The caliper width controls the bias-variance trade-off. A narrow caliper ensures high-quality matches but may discard many units, reducing power and potentially limiting generalizability. A common starting point is a caliper of 0.2 standard deviations of the logit of the propensity score, though this should be tuned based on the data.

Coarsened exact matching

Coarsened exact matching (CEM) takes a fundamentally different approach. Instead of estimating propensity scores, you coarsen each covariate into bins (e.g., age groups instead of exact ages), then require exact matches on the coarsened values.

CEM guarantees balance on the coarsened covariates by construction, handles both continuous and categorical variables, and avoids model dependence in the matching step.

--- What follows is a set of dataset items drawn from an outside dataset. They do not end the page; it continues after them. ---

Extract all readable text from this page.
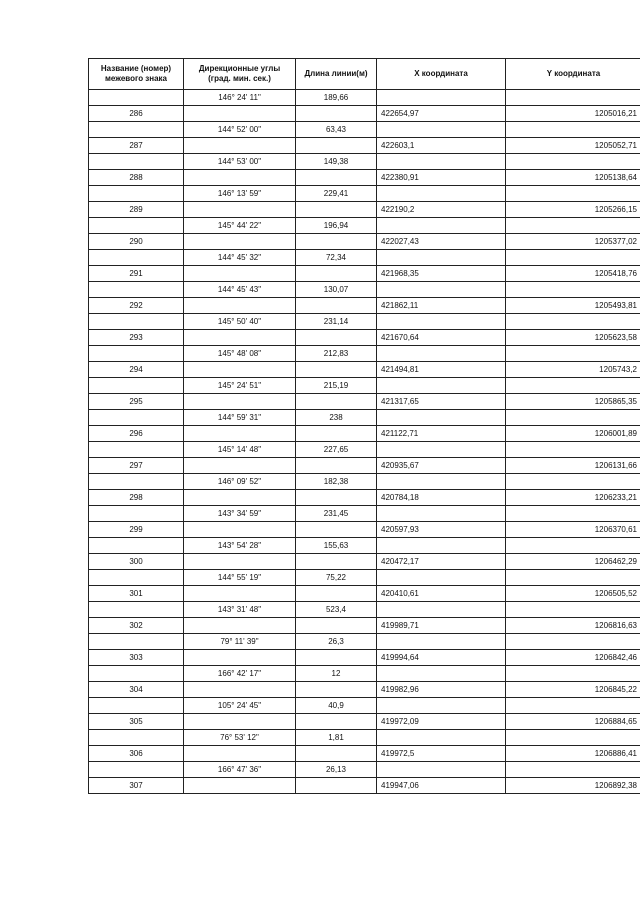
Название (номер) межевого знака	Дирекционные углы (град. мин. сек.)	Длина линии(м)	X координата	Y координата
	146° 24' 11"	189,66		
286			422654,97	1205016,21
	144° 52' 00"	63,43		
287			422603,1	1205052,71
	144° 53' 00"	149,38		
288			422380,91	1205138,64
	146° 13' 59"	229,41		
289			422190,2	1205266,15
	145° 44' 22"	196,94		
290			422027,43	1205377,02
	144° 45' 32"	72,34		
291			421968,35	1205418,76
	144° 45' 43"	130,07		
292			421862,11	1205493,81
	145° 50' 40"	231,14		
293			421670,64	1205623,58
	145° 48' 08"	212,83		
294			421494,81	1205743,2
	145° 24' 51"	215,19		
295			421317,65	1205865,35
	144° 59' 31"	238		
296			421122,71	1206001,89
	145° 14' 48"	227,65		
297			420935,67	1206131,66
	146° 09' 52"	182,38		
298			420784,18	1206233,21
	143° 34' 59"	231,45		
299			420597,93	1206370,61
	143° 54' 28"	155,63		
300			420472,17	1206462,29
	144° 55' 19"	75,22		
301			420410,61	1206505,52
	143° 31' 48"	523,4		
302			419989,71	1206816,63
	79° 11' 39"	26,3		
303			419994,64	1206842,46
	166° 42' 17"	12		
304			419982,96	1206845,22
	105° 24' 45"	40,9		
305			419972,09	1206884,65
	76° 53' 12"	1,81		
306			419972,5	1206886,41
	166° 47' 36"	26,13		
307			419947,06	1206892,38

The downside is that fine-grained coarsening with many covariates can leave few or no exact matches, especially in smaller samples.

Practical considerations

Sample size and overlap

Score-based methods need adequate sample size and sufficient overlap (common support) in propensity score distributions between groups. Check overlap by plotting the propensity score distributions for treated and control units. If there are regions where one group has scores but the other doesn't, units in those regions can't be reliably compared.

When overlap is poor, consider trimming the sample to the region of common support, or switching to methods like CEM that handle limited overlap differently.

Missing data handling

Missing covariate data complicates propensity score estimation. Your approach should depend on the missing data mechanism:

• Missing completely at random (MCAR): Complete case analysis is unbiased but wasteful.
• Missing at random (MAR): Multiple imputation is generally preferred. Estimate propensity scores within each imputed dataset, then combine results using Rubin's rules.
• Missing not at random (MNAR): No standard fix exists. Sensitivity analysis is essential.

Using missing data indicators as covariates is sometimes done in practice, but this approach can introduce bias and should be used cautiously.

Software implementations

Several well-maintained packages support these methods:

• R: MatchIt (matching), WeightIt (weighting), twang (generalized boosted models for propensity scores), CBPS (covariate balancing propensity scores)
• Stata: teffects (built-in treatment effects), psmatch2 (propensity score matching), ipw (inverse probability weighting)
• Python: DoWhy (causal inference framework), causalinference (propensity score methods)

Each package has different defaults and capabilities, so check the documentation for your specific use case rather than relying on default settings.